A kākāpō chick has hatched in the wild on Hauturu o Toi/Little Barrier Island, less than two years after a small adult population was re-introduced to the island.
The arrival of Heather One there and five hatchings on Whenua Hou/Codfish Island means the total number of kākāpō chicks to successfully hatch this season, is six.
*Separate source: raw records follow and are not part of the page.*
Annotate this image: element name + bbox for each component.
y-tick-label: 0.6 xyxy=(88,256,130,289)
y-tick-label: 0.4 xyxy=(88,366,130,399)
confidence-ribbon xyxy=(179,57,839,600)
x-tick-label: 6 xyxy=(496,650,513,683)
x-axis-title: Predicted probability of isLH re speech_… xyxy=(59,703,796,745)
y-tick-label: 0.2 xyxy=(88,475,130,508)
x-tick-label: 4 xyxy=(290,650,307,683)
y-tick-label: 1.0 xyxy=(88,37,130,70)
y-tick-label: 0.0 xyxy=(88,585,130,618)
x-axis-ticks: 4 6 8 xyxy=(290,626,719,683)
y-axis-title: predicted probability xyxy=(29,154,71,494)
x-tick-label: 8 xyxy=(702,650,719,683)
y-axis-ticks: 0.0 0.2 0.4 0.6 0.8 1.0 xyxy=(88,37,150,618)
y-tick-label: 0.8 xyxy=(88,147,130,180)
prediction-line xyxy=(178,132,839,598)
A seventh chick died last week, just a few hours after hatching on Whenua Hou/Codfish Island.
'Heather One' in the nest on Little Barrier Island
Kākāpō Recovery programme manager Deidre Vercoe Scott said all chicks were doing well but the team was particularly thrilled with the successful breeding on Hauturu o Toi/Little Barrier. “Kākāpō were first introduced there in 1982 and had some success breeding there, although they needed supplementary food.”
They also needed protection from the kiore (Pacific rat) and in 1999 all kākāpō were removed so the rats could be eradicated from the island.
A total of nine kākāpō have been transferred to Hauturu o Toi/Little Barrier Island since 2012, but this time they haven’t been given any supplementary food.
The successful mother – Heather – mated three times with Dobbie. Both birds had previously lived on the island. She produced three eggs but only two were viable. The second was transferred to Whenua Hou/Codfish Island to ensure that when it hatched the chick didn’t have to compete with its older sibling in the nest, for food.
'Heather Two' and 'Rakiura Three' hatched on Whenua Hou/Codfish Island
Heather One was discovered by Department of Conservation staff soon after it hatched on Wednesday night. There were concerns about its safety as ex-cyclone Lusi made its way across the Pacific.
“Fortunately, Heather’s nest was in a relatively sheltered spot away from any creek that had the potential to flood. We also checked the site for loose branches and dug extra drainage around the site.”
Meanwhile, on Whenua Hou/Codfish Island, two of the five chicks there have been fostered out to kākāpō mothers who have been sitting on dummy eggs.
The Kākāpō Recovery team would provide intensive monitoring to ensure the chicks were being fed and were healthy. The other three were currently being cared for in incubators and being hand-fed, Ms Vercoe Scott said.